Man ersetze die Chips mit Borderlands, man drücke dem Menschen einen Controller in die Hand und schon hat man die Spielerfahrung des Borderlands-Franchises nachgestellt. Borderlands 3 führt diese Tradition genauso weiter: Eine Art von Spiel, die eigentlich nicht funktionieren sollte, doch es trotzdem tut. Eine Art von Spiel, bei der man weiss, dass sie einem nicht bekommt, dass man doch etwas Hochwertigeres spielen sollte, doch bei der man sich dennoch nicht beschwert. Borderlands 3 ist, genauso wie seine Vorgänger, Videospiel-Junk-Food, billig, ungesund, süchtig machend.

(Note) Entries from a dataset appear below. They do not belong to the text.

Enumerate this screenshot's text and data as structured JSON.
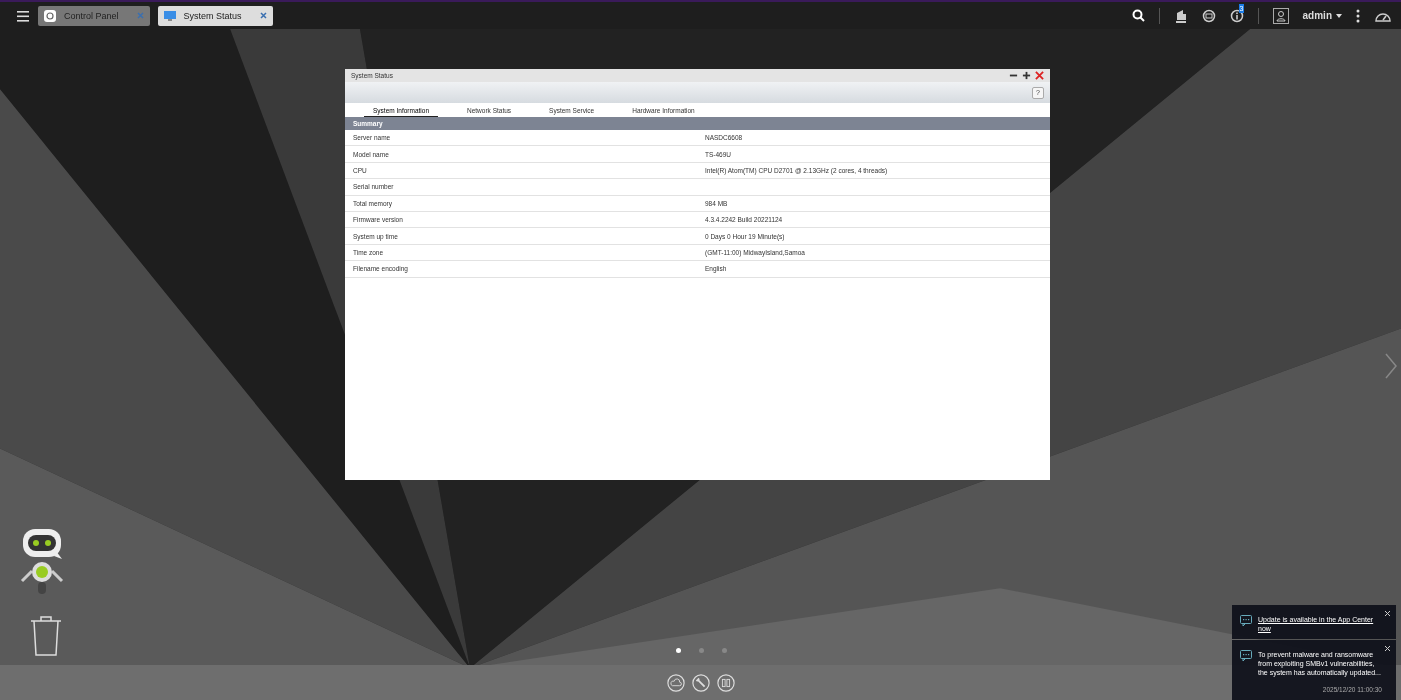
{
  "taskbar": {
    "tabs": [
      {
        "label": "Control Panel",
        "selected": false,
        "kind": "gear"
      },
      {
        "label": "System Status",
        "selected": true,
        "kind": "monitor"
      }
    ],
    "notification_count": "3",
    "user": "admin"
  },
  "window": {
    "title": "System Status",
    "tabs": [
      {
        "label": "System Information",
        "selected": true
      },
      {
        "label": "Network Status",
        "selected": false
      },
      {
        "label": "System Service",
        "selected": false
      },
      {
        "label": "Hardware Information",
        "selected": false
      }
    ],
    "help_button": "?",
    "section": "Summary",
    "rows": [
      {
        "label": "Server name",
        "value": "NASDC6608"
      },
      {
        "label": "Model name",
        "value": "TS-469U"
      },
      {
        "label": "CPU",
        "value": "Intel(R) Atom(TM) CPU D2701 @ 2.13GHz (2 cores, 4 threads)"
      },
      {
        "label": "Serial number",
        "value": ""
      },
      {
        "label": "Total memory",
        "value": "984 MB"
      },
      {
        "label": "Firmware version",
        "value": "4.3.4.2242 Build 20221124"
      },
      {
        "label": "System up time",
        "value": "0 Days 0 Hour 19 Minute(s)"
      },
      {
        "label": "Time zone",
        "value": "(GMT-11:00) MidwayIsland,Samoa"
      },
      {
        "label": "Filename encoding",
        "value": "English"
      }
    ]
  },
  "pages": [
    {
      "selected": true
    },
    {
      "selected": false
    },
    {
      "selected": false
    }
  ],
  "notifications": [
    {
      "text": "Update is available in the App Center now",
      "link": true
    },
    {
      "text": "To prevent malware and ransomware from exploiting SMBv1 vulnerabilities, the system has automatically updated...",
      "link": false,
      "time": "2025/12/20 11:00:30"
    }
  ]
}
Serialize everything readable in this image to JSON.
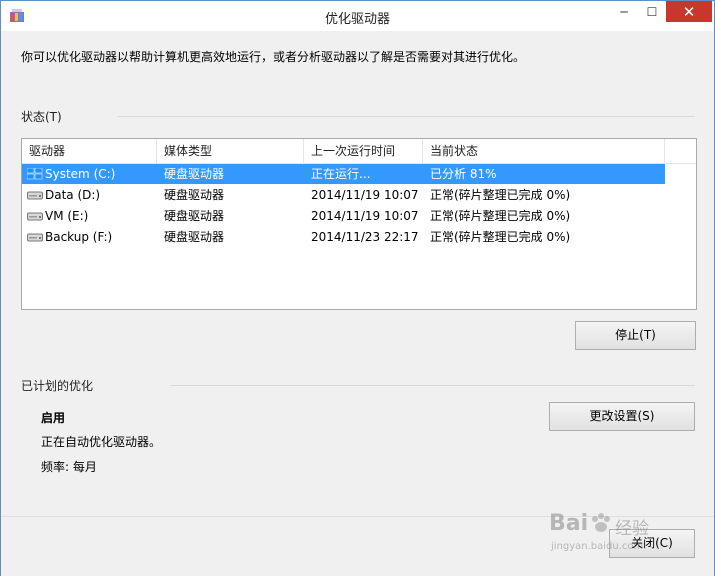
{
  "window": {
    "title": "优化驱动器"
  },
  "title_buttons": {
    "minimize": "─",
    "maximize": "☐",
    "close": "✕"
  },
  "intro_text": "你可以优化驱动器以帮助计算机更高效地运行，或者分析驱动器以了解是否需要对其进行优化。",
  "status_section": {
    "label": "状态(T)"
  },
  "columns": [
    "驱动器",
    "媒体类型",
    "上一次运行时间",
    "当前状态"
  ],
  "drives": [
    {
      "name": "System (C:)",
      "media": "硬盘驱动器",
      "last_run": "正在运行...",
      "status": "已分析 81%",
      "icon": "windows-drive-icon",
      "selected": true
    },
    {
      "name": "Data (D:)",
      "media": "硬盘驱动器",
      "last_run": "2014/11/19 10:07",
      "status": "正常(碎片整理已完成 0%)",
      "icon": "hard-drive-icon",
      "selected": false
    },
    {
      "name": "VM (E:)",
      "media": "硬盘驱动器",
      "last_run": "2014/11/19 10:07",
      "status": "正常(碎片整理已完成 0%)",
      "icon": "hard-drive-icon",
      "selected": false
    },
    {
      "name": "Backup (F:)",
      "media": "硬盘驱动器",
      "last_run": "2014/11/23 22:17",
      "status": "正常(碎片整理已完成 0%)",
      "icon": "hard-drive-icon",
      "selected": false
    }
  ],
  "buttons": {
    "stop": "停止(T)",
    "change_settings": "更改设置(S)",
    "close": "关闭(C)"
  },
  "scheduled": {
    "label": "已计划的优化",
    "state": "启用",
    "description": "正在自动优化驱动器。",
    "frequency": "频率: 每月"
  },
  "watermark": {
    "brand": "Bai",
    "brand_suffix": "经验",
    "domain": "jingyan.baidu.com"
  },
  "colors": {
    "selection": "#3399ff",
    "close_button": "#c7372d",
    "border": "#5f8fc0"
  }
}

Doch darin ist es sehr gut.
Alte Schule, altes Haus
Es ist immer wieder faszinierend zu beobachten, wie gut Borderlands 3 immer noch funktioniert, obwohl es wohl rein konzeptuell und spielmechanisch eines der faulsten und uninspiriertesten Spiele aller Zeiten ist. Doch das wiederum zeigt auch, wie effektiv es sein kann sich schlicht ein simples Gameplaysystem zu nehmen und zu solch einer Perfektion aufzupolieren, dass es alleine reicht um ein gesamtes Spiel zu tragen. Das Looten in Borderlands ist so unglaublich befriedigend, dass selbst ein «nur» gutes Schussgefühl, ein mässiges Leveldesign, eine lockere aber nicht wirklich tiefgreifende Geschichte und keine weiteren Mechaniken dafür reichen, den Spieler komplett in seinen Bann zu ziehen. Sogar über mehrere Spiele hinweg, denn das Gefühl etliche Kisten, Kartonboxen, Toiletten etc. zu öffnen und schlicht mit Munition und neuen Waffen übergossen zu werden hat sich nicht wirklich weiterentwickelt doch funktioniert immer noch hervorragend.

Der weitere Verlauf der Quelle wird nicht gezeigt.